Samsung Galaxy Tab 10.1 review

Image1Samsung's original Galaxy Tab from 2010 had a 178mm (7-inch) screen and was small enough to fit (just) in your pocket. The updated version may or may not owe some inspiration to a certain US-based manufacturer of tablets, but it's certainly cute, slim, cheaper than its predecessor and very, very desirable. It's slimmer and lighter than its main rival, the Apple iPad 2, at 257x175x9mm and 565g and looks like a thoroughly well put together piece of kit.
The edges are rimmed with grey metal trim around a slim black plastic casing. On the sides are a power/sleep button, volume buttons and a 3.5mm headphone jack. It also has stereo speakers at each end but unfortunately the power/sync slot is of the proprietary Samsung kind, so you can't make use of a random microUSB cable if you forget to charge your Tab while you're out and about.
The 257mm (10.1-inch) capacitive multi-touch screen is beautifully sharp and clear, offering 1,280x800-pixel resolution, just ahead of the iPad 2's 1,024x768. It has a terrifically wide viewing angle too, which comes in handy if you're sharing.
The Android 3.1 Honeycomb operating system is specifically designed for tablets (we saw it recently on the Motorola Xoom), but that doesn't mean it's radically different from the mobile phone versions we've all become used to.

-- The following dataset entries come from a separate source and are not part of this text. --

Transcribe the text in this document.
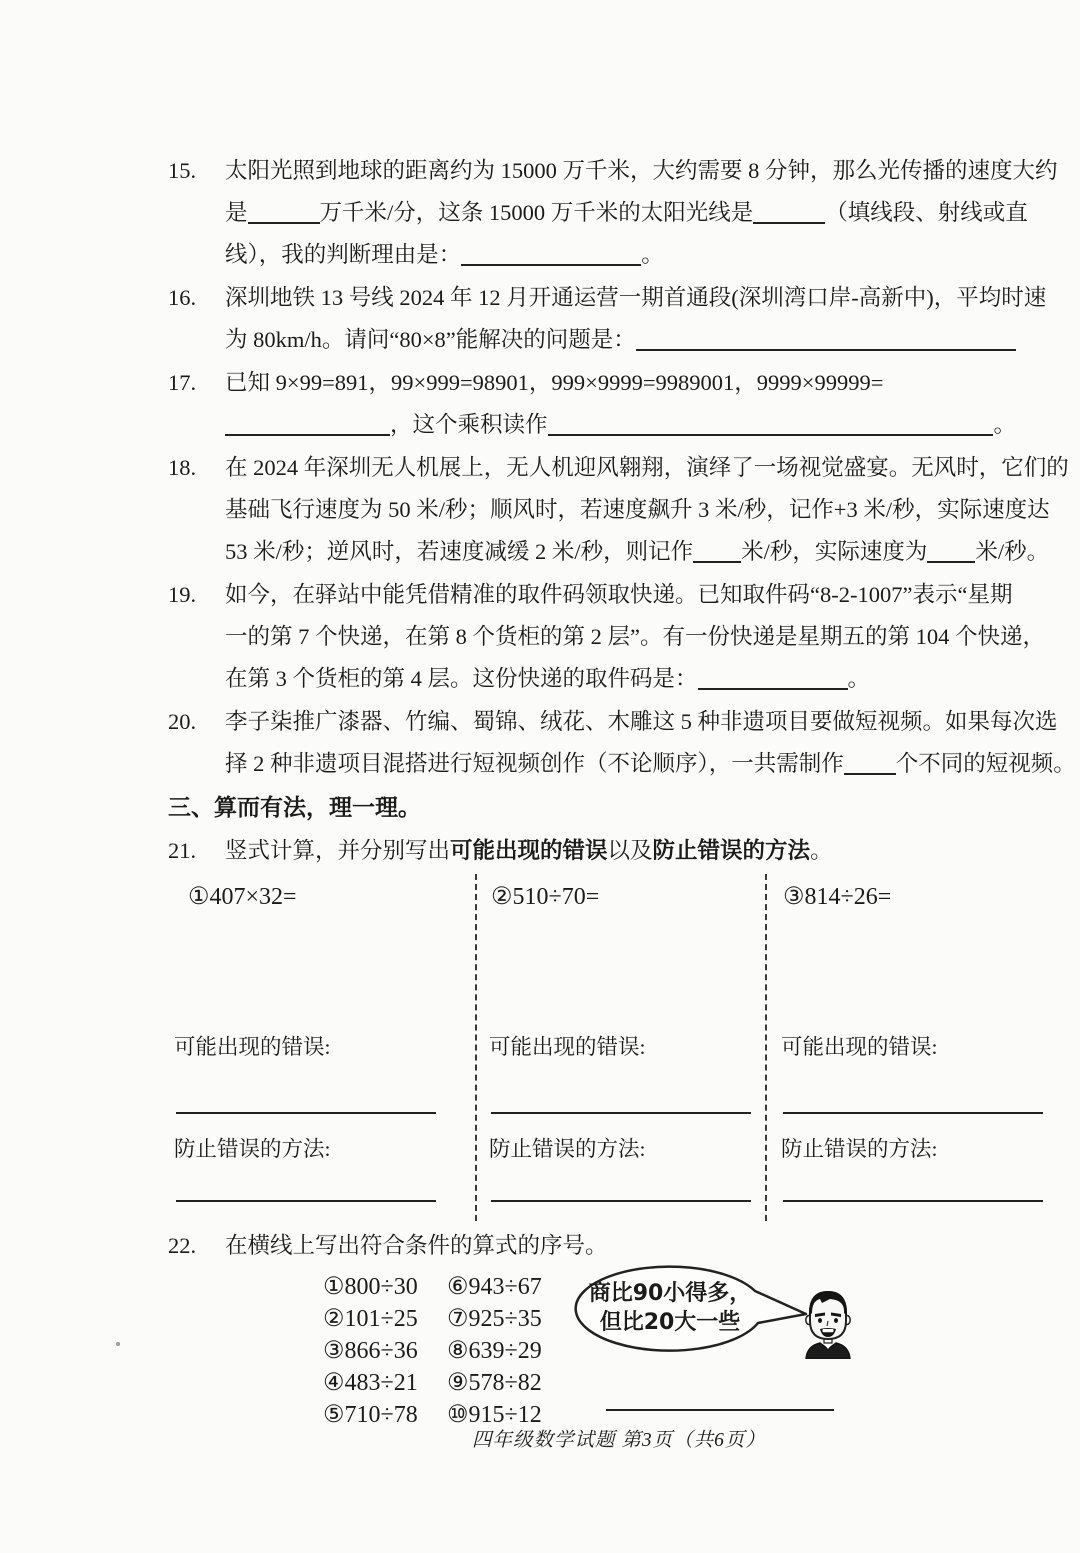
15. 太阳光照到地球的距离约为 15000 万千米，大约需要 8 分钟，那么光传播的速度大约
是	万千米/分，这条 15000 万千米的太阳光线是	（填线段、射线或直
线），我的判断理由是：	。
16. 深圳地铁 13 号线 2024 年 12 月开通运营一期首通段(深圳湾口岸-高新中)，平均时速
为 80km/h。请问“80×8”能解决的问题是：
17. 已知 9×99=891，99×999=98901，999×9999=9989001，9999×99999=
，这个乘积读作	。
18. 在 2024 年深圳无人机展上，无人机迎风翱翔，演绎了一场视觉盛宴。无风时，它们的
基础飞行速度为 50 米/秒；顺风时，若速度飙升 3 米/秒，记作+3 米/秒，实际速度达
53 米/秒；逆风时，若速度减缓 2 米/秒，则记作 米/秒，实际速度为 米/秒。
19. 如今，在驿站中能凭借精准的取件码领取快递。已知取件码“8-2-1007”表示“星期
一的第 7 个快递，在第 8 个货柜的第 2 层”。有一份快递是星期五的第 104 个快递，
在第 3 个货柜的第 4 层。这份快递的取件码是：	。
20. 李子柒推广漆器、竹编、蜀锦、绒花、木雕这 5 种非遗项目要做短视频。如果每次选
择 2 种非遗项目混搭进行短视频创作（不论顺序），一共需制作 个不同的短视频。
三、算而有法，理一理。
21. 竖式计算，并分别写出可能出现的错误以及防止错误的方法。
①407×32=
可能出现的错误:
防止错误的方法:
②510÷70=
可能出现的错误:
防止错误的方法:
③814÷26=
可能出现的错误:
防止错误的方法:
22. 在横线上写出符合条件的算式的序号。
①800÷30	⑥943÷67
②101÷25	⑦925÷35
③866÷36	⑧639÷29
④483÷21	⑨578÷82
⑤710÷78	⑩915÷12
商比90小得多，
但比20大一些
四年级数学试题 第3页（共6页）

There are five home screens you can fill up with all the usual Android widgets including calendar, email, weather and Samsung's own Social Hub, which pulls together your social networking updates and keeps tabs of your favourite contacts. You can resize them too, giving each the prominence you feel it deserves.
It doesn't have the four control buttons lined up in a row the way Android does for smartphones, instead the key buttons are dotted around the screen -- search at top left, menu and widgets at top right, with back and home at bottom left. You can check the status of downloads and messages from a menu at bottom right and also access your favourite apps by brushing up from the bottom of the screen.

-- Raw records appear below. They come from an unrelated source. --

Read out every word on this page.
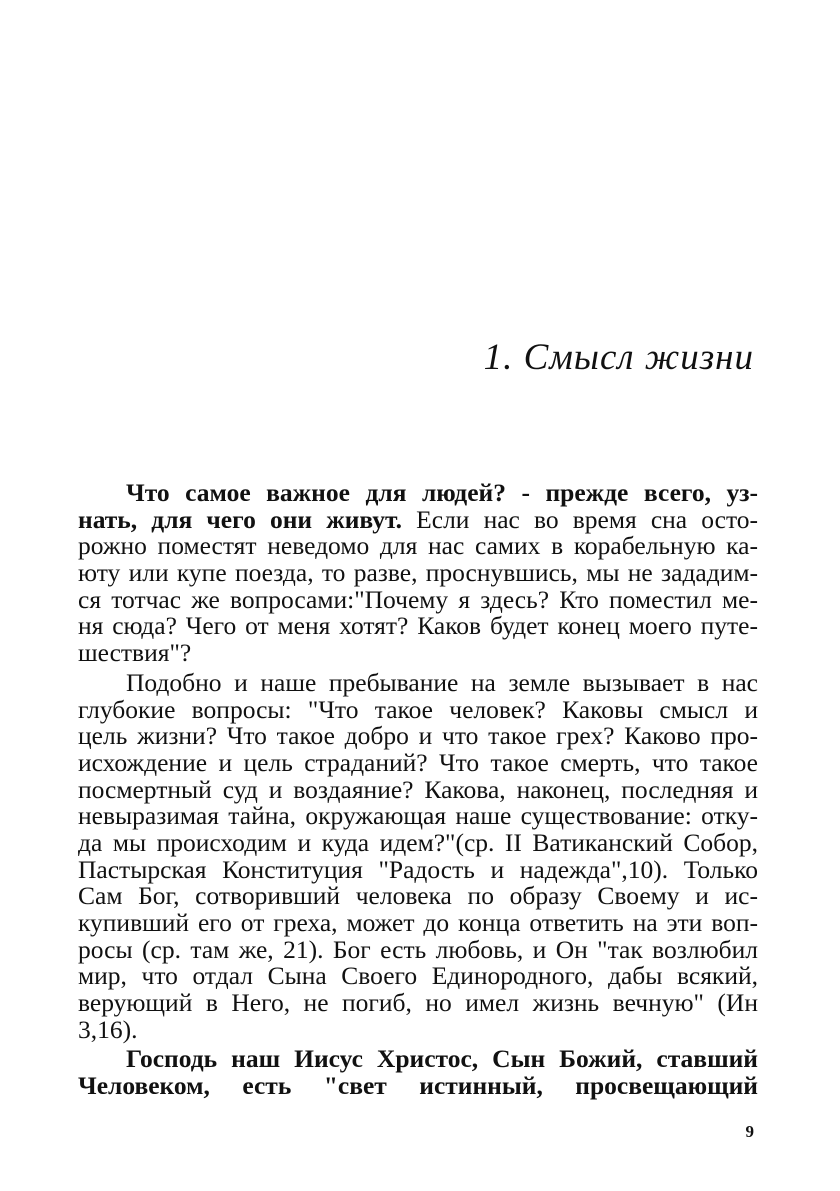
1. Смысл жизни
Что самое важное для людей? - прежде всего, уз-
нать, для чего они живут. Если нас во время сна осто-
рожно поместят неведомо для нас самих в корабельную ка-
юту или купе поезда, то разве, проснувшись, мы не зададим-
ся тотчас же вопросами:"Почему я здесь? Кто поместил ме-
ня сюда? Чего от меня хотят? Каков будет конец моего путе-
шествия"?
Подобно и наше пребывание на земле вызывает в нас
глубокие вопросы: "Что такое человек? Каковы смысл и
цель жизни? Что такое добро и что такое грех? Каково про-
исхождение и цель страданий? Что такое смерть, что такое
посмертный суд и воздаяние? Какова, наконец, последняя и
невыразимая тайна, окружающая наше существование: отку-
да мы происходим и куда идем?"(ср. II Ватиканский Собор,
Пастырская Конституция "Радость и надежда",10). Только
Сам Бог, сотворивший человека по образу Своему и ис-
купивший его от греха, может до конца ответить на эти воп-
росы (ср. там же, 21). Бог есть любовь, и Он "так возлюбил
мир, что отдал Сына Своего Единородного, дабы всякий,
верующий в Него, не погиб, но имел жизнь вечную" (Ин
3,16).
Господь наш Иисус Христос, Сын Божий, ставший
Человеком, есть "свет истинный, просвещающий
9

It's a neat and intuitive system and there's loads of room for additions from the Android Market. Incidentally, the Market for Android 3.1 is nowhere near as well stocked as the standard one, and there are a few glaring omissions. Android's Facebook app isn't optimised for tablets yet, for instance, so it won't show up when you search the Market for it on the Tab 10.1, though you can get TweetDeck, or view your updates via Samsung's Social Hub.
Usefully, Android 3.1 includes a viewing pane for your emails, just like Outlook, so you can view your messages without having to open each one individually. Samsung's email programme supports attachments too.
And speaking of messages, the onscreen keyboard is just about big enough to use all your fingers on and it's sensitive enough to make you want to. The four-line layout also includes some handy keys up front, like @ and .com.
Polaris Office is on board allowing you to create and view Word, Excel and PowerPoint documents as well as back up to the cloud, though you'll need a Box.net account to do it this way.